L’archeologia postmoderna degli esploratori urbani

by Claudia
3 Marzo 2025

Sebbene sia fin troppo facile imporre una connotazione negativa a qualsiasi fenomeno di cultura popolare direttamente riconducibile alla diffusione dei social network, ci sono casi in cui le tendenze in questione sono davvero meritevoli di genuino interesse, in quanto rivelatrici di pulsioni antropologiche quantomeno intriganti.

Uno dei casi forse più rappresentativi è quello del cosiddetto «Urbex», termine che sta per urban exploration, ovvero «esplorazione urbana» — in poche parole, l’abitudine, per alcuni una vera e propria missione, di intrufolarsi in case ed edifici abbandonati per documentarne l’interno prima che questi vengano svuotati o demoliti; un’attività che vede tali sortite prendere la forma di postmoderne spedizioni archeologiche, in cui i valorosi esploratori portano alla luce, in modo perlopiù inaspettato, testimonianze materiali della storia di chi ha abitato quei luoghi, spesso lasciandosi ogni cosa alle spalle.

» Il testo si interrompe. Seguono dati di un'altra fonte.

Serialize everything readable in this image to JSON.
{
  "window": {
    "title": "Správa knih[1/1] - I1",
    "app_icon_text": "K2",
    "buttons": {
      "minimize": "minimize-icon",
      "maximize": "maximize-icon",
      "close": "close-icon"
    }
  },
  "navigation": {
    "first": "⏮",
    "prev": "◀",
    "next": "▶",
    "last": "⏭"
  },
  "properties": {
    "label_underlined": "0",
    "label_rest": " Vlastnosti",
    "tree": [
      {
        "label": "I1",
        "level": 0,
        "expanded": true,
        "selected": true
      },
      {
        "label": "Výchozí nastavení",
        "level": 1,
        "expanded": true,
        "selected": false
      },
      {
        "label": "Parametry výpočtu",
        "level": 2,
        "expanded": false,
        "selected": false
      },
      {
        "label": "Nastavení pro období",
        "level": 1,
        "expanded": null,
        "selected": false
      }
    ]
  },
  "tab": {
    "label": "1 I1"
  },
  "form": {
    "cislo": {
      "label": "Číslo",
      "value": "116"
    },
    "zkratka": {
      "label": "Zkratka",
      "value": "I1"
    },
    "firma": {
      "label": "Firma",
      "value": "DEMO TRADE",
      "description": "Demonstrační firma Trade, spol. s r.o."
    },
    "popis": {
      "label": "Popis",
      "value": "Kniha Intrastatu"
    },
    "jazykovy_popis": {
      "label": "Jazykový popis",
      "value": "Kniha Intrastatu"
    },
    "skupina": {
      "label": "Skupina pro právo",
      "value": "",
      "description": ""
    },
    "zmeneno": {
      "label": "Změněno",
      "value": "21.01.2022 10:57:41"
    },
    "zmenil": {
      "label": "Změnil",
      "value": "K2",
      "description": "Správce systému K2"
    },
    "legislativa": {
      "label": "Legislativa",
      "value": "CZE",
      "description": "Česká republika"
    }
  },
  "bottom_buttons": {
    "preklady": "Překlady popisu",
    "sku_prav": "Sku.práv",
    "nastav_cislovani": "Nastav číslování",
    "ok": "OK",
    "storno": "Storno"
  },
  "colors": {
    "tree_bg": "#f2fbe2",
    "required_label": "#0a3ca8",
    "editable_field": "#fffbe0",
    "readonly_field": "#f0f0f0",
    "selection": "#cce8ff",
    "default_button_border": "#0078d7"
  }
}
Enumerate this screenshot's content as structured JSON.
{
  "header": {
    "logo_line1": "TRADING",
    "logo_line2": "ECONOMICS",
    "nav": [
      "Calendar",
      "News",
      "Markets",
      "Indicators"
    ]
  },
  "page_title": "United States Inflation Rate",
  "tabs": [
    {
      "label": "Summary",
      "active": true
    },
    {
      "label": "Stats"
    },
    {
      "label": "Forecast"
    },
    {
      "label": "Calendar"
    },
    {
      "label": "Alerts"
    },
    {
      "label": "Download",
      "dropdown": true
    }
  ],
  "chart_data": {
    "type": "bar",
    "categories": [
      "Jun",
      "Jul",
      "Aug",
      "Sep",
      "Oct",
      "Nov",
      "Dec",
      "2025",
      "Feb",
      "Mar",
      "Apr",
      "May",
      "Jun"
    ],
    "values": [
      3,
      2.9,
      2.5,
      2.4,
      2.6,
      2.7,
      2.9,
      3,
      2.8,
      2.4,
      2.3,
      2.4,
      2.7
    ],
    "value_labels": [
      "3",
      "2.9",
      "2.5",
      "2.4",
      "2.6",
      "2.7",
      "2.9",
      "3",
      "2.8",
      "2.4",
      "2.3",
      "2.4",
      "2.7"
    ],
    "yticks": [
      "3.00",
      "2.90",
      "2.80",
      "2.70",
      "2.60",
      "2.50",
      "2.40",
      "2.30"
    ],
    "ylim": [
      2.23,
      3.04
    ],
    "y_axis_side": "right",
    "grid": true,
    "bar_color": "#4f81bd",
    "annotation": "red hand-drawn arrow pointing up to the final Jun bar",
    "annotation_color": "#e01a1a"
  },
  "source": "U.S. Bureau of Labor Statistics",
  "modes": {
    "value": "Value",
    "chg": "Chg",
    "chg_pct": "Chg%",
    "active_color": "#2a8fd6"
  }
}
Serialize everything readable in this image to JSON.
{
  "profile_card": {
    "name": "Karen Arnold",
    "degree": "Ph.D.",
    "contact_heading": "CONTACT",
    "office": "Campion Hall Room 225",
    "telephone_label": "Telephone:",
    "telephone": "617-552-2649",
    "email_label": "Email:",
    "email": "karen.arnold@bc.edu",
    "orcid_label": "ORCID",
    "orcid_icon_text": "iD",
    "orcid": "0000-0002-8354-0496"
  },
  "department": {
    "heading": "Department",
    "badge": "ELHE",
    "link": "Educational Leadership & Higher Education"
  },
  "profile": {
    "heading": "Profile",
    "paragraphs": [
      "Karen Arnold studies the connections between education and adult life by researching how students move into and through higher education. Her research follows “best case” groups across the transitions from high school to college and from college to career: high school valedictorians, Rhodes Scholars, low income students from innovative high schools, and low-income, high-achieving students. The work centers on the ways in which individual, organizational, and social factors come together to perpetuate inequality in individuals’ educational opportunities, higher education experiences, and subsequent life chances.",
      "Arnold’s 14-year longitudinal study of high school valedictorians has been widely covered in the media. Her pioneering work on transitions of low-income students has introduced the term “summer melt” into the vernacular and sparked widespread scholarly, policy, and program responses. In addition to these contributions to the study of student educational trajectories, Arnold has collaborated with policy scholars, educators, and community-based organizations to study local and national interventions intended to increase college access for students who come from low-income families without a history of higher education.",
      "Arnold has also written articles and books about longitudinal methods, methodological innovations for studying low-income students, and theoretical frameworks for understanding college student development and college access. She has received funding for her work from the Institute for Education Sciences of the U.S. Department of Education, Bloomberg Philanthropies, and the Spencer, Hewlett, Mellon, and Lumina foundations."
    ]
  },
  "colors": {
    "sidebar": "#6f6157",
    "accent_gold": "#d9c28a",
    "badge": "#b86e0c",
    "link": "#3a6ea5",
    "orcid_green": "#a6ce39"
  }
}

Gli stabili abbandonati divengono così una sorta di capsula temporale contenente un sunto dell’intera vita degli abitanti di un tempo, a noi disvelata tramite vecchie fotografie, oggetti personali di ogni tipo e veri e propri «reperti» del passaggio di chi sembra, in effetti, svanito nel nulla; per non parlare dei casi più drammatici, in cui si rinvengono prove concrete di antichi delitti, o indizi che mostrano inequivocabilmente come qualcosa di grave sia avvenuto tra quelle mura ormai neglette.

Del resto, ben lungi dall’essere semplici ficcanaso, i veri esploratori urbani seguono un’etica professionale dalle ferree regole — su tutte, quella di non sottrarre nulla dai luoghi visitati, e non lasciare alcuna traccia del proprio passaggio, «se non le impronte sul terreno». L’unica attività collaterale consiste infatti nel filmare tutto quanto ci si trovi davanti, così da farne ricercatissimi video reportage, postati sui vari social network per la gioia degli appassionati del genere — i quali fanno la fortuna di molti esploratori, ormai assurti a status quasi mitico.

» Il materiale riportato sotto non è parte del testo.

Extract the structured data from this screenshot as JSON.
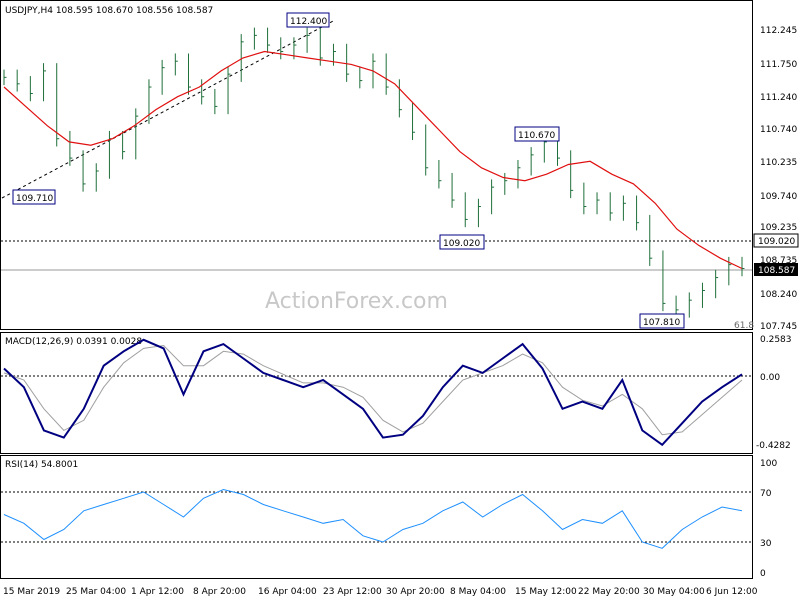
{
  "header": "USDJPY,H4  108.595 108.670 108.556 108.587",
  "watermark": "ActionForex.com",
  "colors": {
    "bars": "#1f6f3a",
    "ma": "#e01010",
    "macd": "#000080",
    "signal": "#a0a0a0",
    "rsi": "#1e90ff",
    "last_tag": "#000000",
    "level_tag": "#000000"
  },
  "chart_data": [
    {
      "type": "line",
      "title": "USDJPY,H4  108.595 108.670 108.556 108.587",
      "price_ticks": [
        "112.245",
        "111.750",
        "111.240",
        "110.740",
        "110.235",
        "109.740",
        "109.235",
        "108.735",
        "108.240",
        "107.745"
      ],
      "ylim": [
        107.7,
        112.5
      ],
      "x_labels": [
        "15 Mar 2019",
        "25 Mar 04:00",
        "1 Apr 12:00",
        "8 Apr 20:00",
        "16 Apr 04:00",
        "23 Apr 12:00",
        "30 Apr 20:00",
        "8 May 04:00",
        "15 May 12:00",
        "22 May 20:00",
        "30 May 04:00",
        "6 Jun 12:00"
      ],
      "series": [
        {
          "values": [
            111.55,
            111.45,
            111.3,
            111.65,
            110.6,
            110.3,
            109.9,
            110.1,
            110.6,
            110.4,
            110.95,
            111.4,
            111.7,
            111.8,
            111.4,
            111.25,
            111.1,
            111.6,
            112.1,
            112.2,
            112.05,
            111.95,
            112.05,
            112.2,
            111.85,
            111.95,
            111.6,
            111.5,
            111.8,
            111.4,
            111.05,
            110.7,
            110.15,
            109.95,
            109.65,
            109.35,
            109.55,
            109.85,
            109.95,
            110.15,
            110.35,
            110.55,
            110.3,
            109.8,
            109.55,
            109.65,
            109.45,
            109.6,
            109.3,
            108.75,
            108.05,
            107.95,
            108.1,
            108.25,
            108.45,
            108.65,
            108.59
          ]
        },
        {
          "values": [
            111.4,
            111.1,
            110.8,
            110.55,
            110.5,
            110.6,
            110.8,
            111.05,
            111.25,
            111.4,
            111.65,
            111.85,
            111.95,
            111.9,
            111.85,
            111.8,
            111.75,
            111.65,
            111.45,
            111.1,
            110.75,
            110.4,
            110.15,
            110.0,
            109.95,
            110.05,
            110.2,
            110.25,
            110.05,
            109.9,
            109.6,
            109.2,
            108.95,
            108.75,
            108.59
          ]
        }
      ],
      "annotations": [
        "112.400",
        "109.710",
        "109.020",
        "110.670",
        "107.810",
        "61.8"
      ],
      "level_tags": [
        "109.020",
        "108.587"
      ]
    },
    {
      "type": "line",
      "title": "MACD(12,26,9) 0.0391 0.0028",
      "ticks": [
        "0.2583",
        "0.00",
        "-0.4282"
      ],
      "ylim": [
        -0.5,
        0.32
      ],
      "series": [
        {
          "values": [
            0.08,
            -0.05,
            -0.35,
            -0.4,
            -0.2,
            0.1,
            0.2,
            0.28,
            0.22,
            -0.1,
            0.2,
            0.25,
            0.15,
            0.05,
            0.0,
            -0.05,
            0.0,
            -0.1,
            -0.2,
            -0.4,
            -0.38,
            -0.25,
            -0.05,
            0.1,
            0.05,
            0.15,
            0.25,
            0.08,
            -0.2,
            -0.15,
            -0.2,
            0.0,
            -0.35,
            -0.45,
            -0.3,
            -0.15,
            -0.05,
            0.04
          ]
        },
        {
          "values": [
            0.05,
            0.0,
            -0.2,
            -0.35,
            -0.28,
            -0.05,
            0.12,
            0.22,
            0.24,
            0.1,
            0.1,
            0.2,
            0.18,
            0.1,
            0.04,
            -0.02,
            -0.02,
            -0.05,
            -0.12,
            -0.28,
            -0.36,
            -0.3,
            -0.15,
            0.0,
            0.05,
            0.1,
            0.18,
            0.12,
            -0.05,
            -0.14,
            -0.18,
            -0.1,
            -0.2,
            -0.38,
            -0.36,
            -0.24,
            -0.12,
            0.0
          ]
        }
      ]
    },
    {
      "type": "line",
      "title": "RSI(14) 54.8001",
      "ticks": [
        "100",
        "70",
        "30",
        "0"
      ],
      "ylim": [
        0,
        100
      ],
      "series": [
        {
          "values": [
            52,
            45,
            32,
            40,
            55,
            60,
            65,
            70,
            60,
            50,
            65,
            72,
            68,
            60,
            55,
            50,
            45,
            48,
            35,
            30,
            40,
            45,
            55,
            62,
            50,
            60,
            68,
            55,
            40,
            48,
            45,
            55,
            30,
            25,
            40,
            50,
            58,
            55
          ]
        }
      ]
    }
  ]
}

E dal momento che i professionisti dell’Urbex condannano qualsiasi forma di vandalismo, la «cerca del Graal» consiste, infine, nel rinvenire luoghi il più incontaminati possibile, non ancora intaccati dal passaggio di ladri o malintenzionati, così da poter godere a fondo delle atmosfere di un tempo. Come nel caso degli innumerevoli edifici pubblici che ancora custodiscono al loro interno, alla stregua di scrigni vagamente ammuffiti, documenti e archivi di ogni tipo, quasi chi li occupava fosse fuggito frettolosamente per non fare mai più ritorno.

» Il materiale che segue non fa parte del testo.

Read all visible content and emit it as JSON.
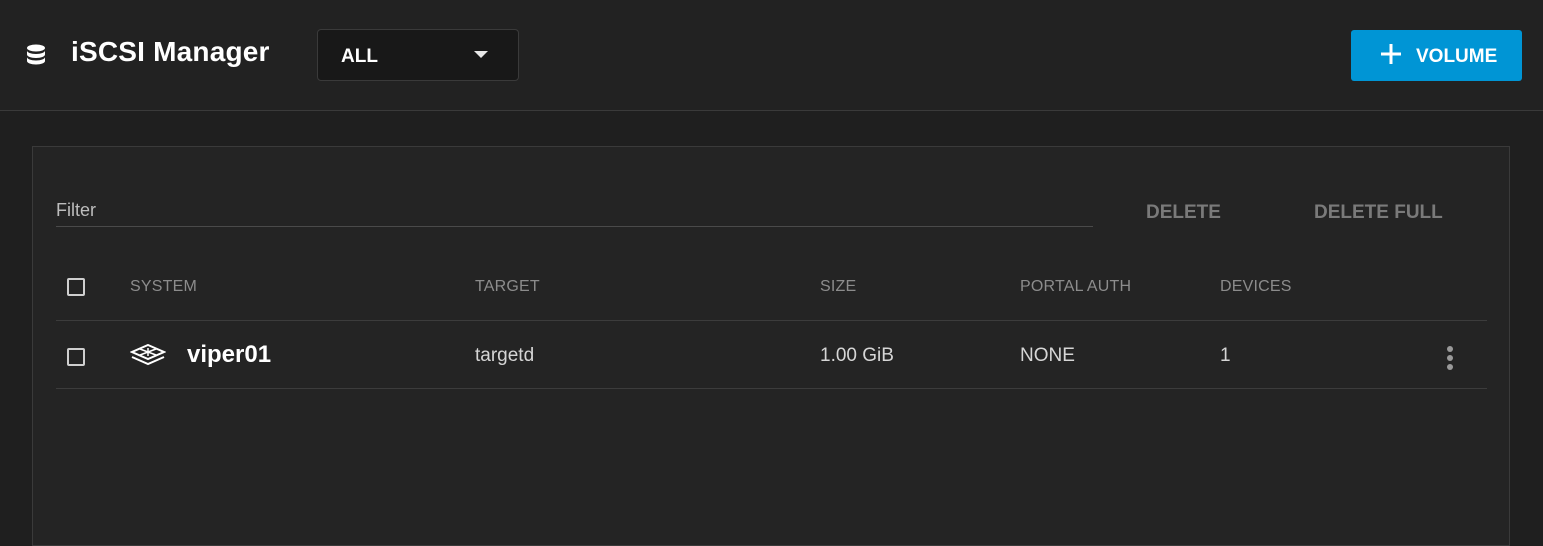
{
  "header": {
    "title": "iSCSI Manager",
    "icon": "database-icon",
    "filter_select": {
      "value": "ALL"
    },
    "add_button": {
      "label": "VOLUME",
      "icon": "plus-icon",
      "color": "#0095d5"
    }
  },
  "toolbar": {
    "filter_placeholder": "Filter",
    "delete_label": "DELETE",
    "delete_full_label": "DELETE FULL"
  },
  "table": {
    "columns": [
      "SYSTEM",
      "TARGET",
      "SIZE",
      "PORTAL AUTH",
      "DEVICES"
    ],
    "rows": [
      {
        "system": "viper01",
        "system_icon": "storage-system-icon",
        "target": "targetd",
        "size": "1.00 GiB",
        "portal_auth": "NONE",
        "devices": "1"
      }
    ]
  }
}
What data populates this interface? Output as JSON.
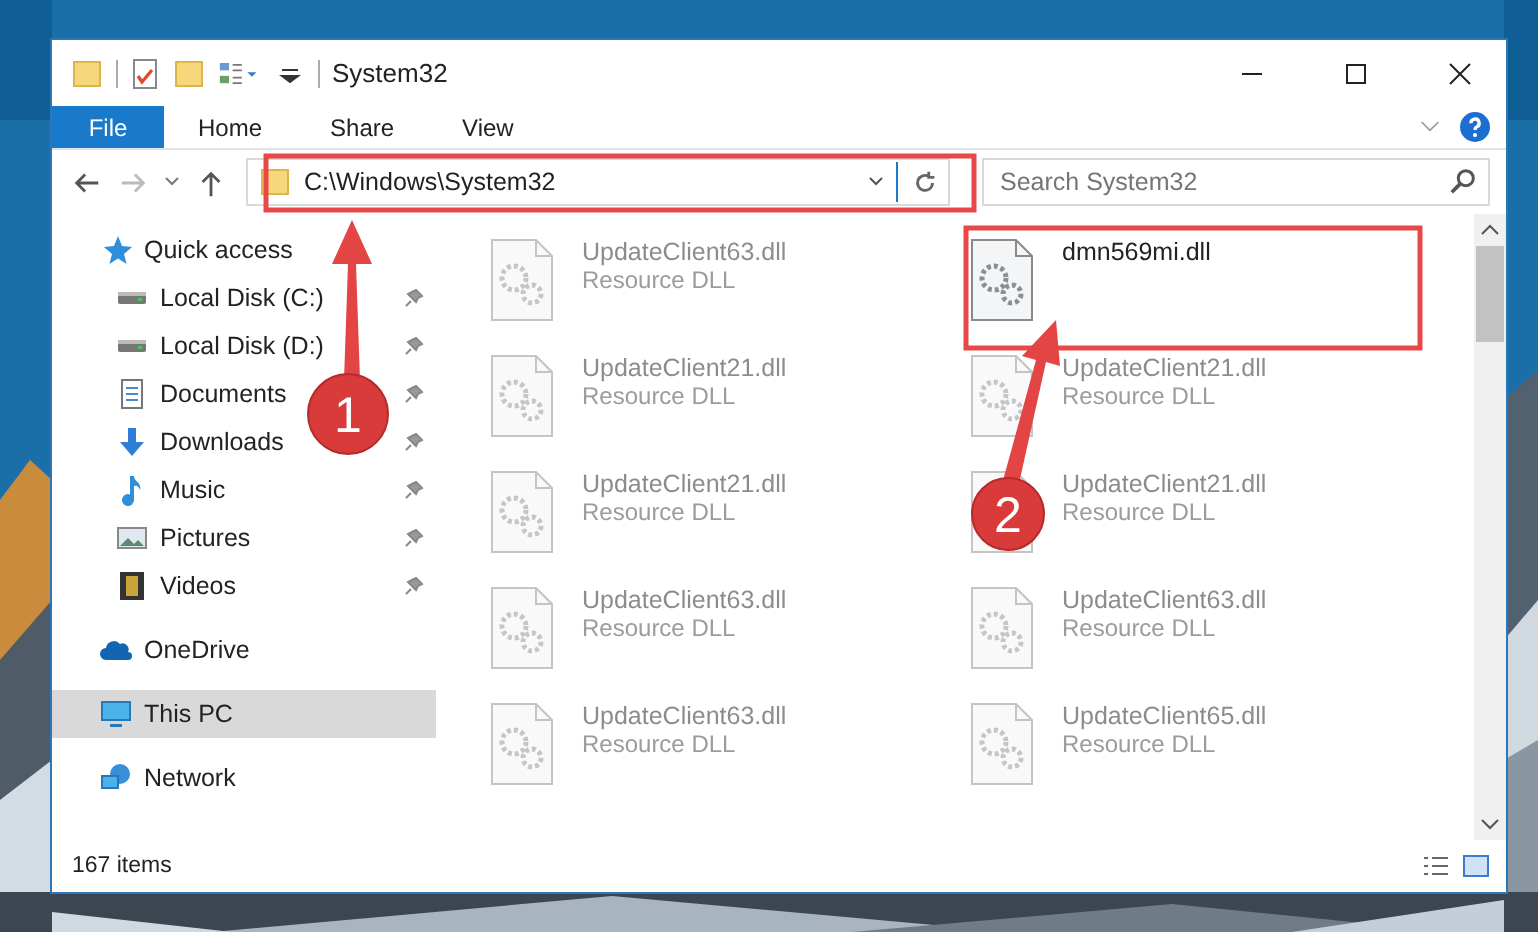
{
  "window": {
    "title": "System32"
  },
  "ribbon_tabs": [
    {
      "label": "File",
      "selected": true
    },
    {
      "label": "Home",
      "selected": false
    },
    {
      "label": "Share",
      "selected": false
    },
    {
      "label": "View",
      "selected": false
    }
  ],
  "address": {
    "value": "C:\\Windows\\System32"
  },
  "search": {
    "placeholder": "Search System32"
  },
  "sidebar": {
    "items": [
      {
        "label": "Quick access",
        "kind": "star",
        "selected": false,
        "children": [
          {
            "label": "Local Disk (C:)",
            "kind": "drive",
            "pinned": true
          },
          {
            "label": "Local Disk (D:)",
            "kind": "drive",
            "pinned": true
          },
          {
            "label": "Documents",
            "kind": "document",
            "pinned": true
          },
          {
            "label": "Downloads",
            "kind": "download",
            "pinned": true
          },
          {
            "label": "Music",
            "kind": "music",
            "pinned": true
          },
          {
            "label": "Pictures",
            "kind": "pictures",
            "pinned": true
          },
          {
            "label": "Videos",
            "kind": "video",
            "pinned": true
          }
        ]
      },
      {
        "label": "OneDrive",
        "kind": "cloud",
        "selected": false
      },
      {
        "label": "This PC",
        "kind": "monitor",
        "selected": true
      },
      {
        "label": "Network",
        "kind": "network",
        "selected": false
      }
    ]
  },
  "files": [
    {
      "name": "UpdateClient63.dll",
      "type": "Resource DLL",
      "blurred": true
    },
    {
      "name": "dmn569mi.dll",
      "blurred": false
    },
    {
      "name": "UpdateClient21.dll",
      "type": "Resource DLL",
      "blurred": true
    },
    {
      "name": "UpdateClient21.dll",
      "type": "Resource DLL",
      "blurred": true
    },
    {
      "name": "UpdateClient21.dll",
      "type": "Resource DLL",
      "blurred": true
    },
    {
      "name": "UpdateClient21.dll",
      "type": "Resource DLL",
      "blurred": true
    },
    {
      "name": "UpdateClient63.dll",
      "type": "Resource DLL",
      "blurred": true
    },
    {
      "name": "UpdateClient63.dll",
      "type": "Resource DLL",
      "blurred": true
    },
    {
      "name": "UpdateClient63.dll",
      "type": "Resource DLL",
      "blurred": true
    },
    {
      "name": "UpdateClient65.dll",
      "type": "Resource DLL",
      "blurred": true
    }
  ],
  "status_bar": {
    "item_count": "167 items"
  },
  "annotations": [
    {
      "label": "1"
    },
    {
      "label": "2"
    }
  ]
}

Ecco quindi come quest’attività, che porta i suoi devoti a rischiare ogni tipo di conseguenza (dall’arresto per violazione di proprietà, fino a incidenti più o meno gravi all’interno di strutture pericolanti) assume un’accezione romantica, caratterizzata da momenti a tratti strazianti, che ne fanno una metafora del vivere quotidiano — dell’impermanenza e natura effimera del nostro passaggio su questa terra, nonché del fatto che siamo venuti al mondo senza possedere nulla, e, allo stesso modo, nulla porteremo con noi al momento di andarcene.

Il che fa pensare come, al di là dell’effetto pittoresco di tali incursioni, l’innegabile richiamo esercitato dall’esplorazione urbana poggi, in realtà, su ben altre motivazioni — su tutte, lo struggimento che risulta dal rendersi conto della propria mortalità e, soprattutto, di una dura verità: ovvero, di come tutti i beni materiali che tanto duramente ci siamo impegnati ad accumulare nella nostra vita non conteranno assolutamente nulla dopo la nostra dipartita. Perché, come i video degli esploratori mostrano anche troppo chiaramente, perfino le abitazioni in cui abbiamo vissuto diverranno semplicemente vestigia della nostra storia — resti a cui, il più delle volte, nemmeno i discendenti saranno interessati.

Un dettaglio che, per quanto doloroso, ci spinge a riflettere su come sia più che mai indispensabile, per noi tutti, riuscire a lasciarsi alle spalle anche qualcosa di meno concreto, eppure ben più imprescindibile: in fondo, nulla di più di tutti gli immateriali e vitali aneliti emotivi grazie ai quali possiamo ancora, nonostante tutto, definirci umani.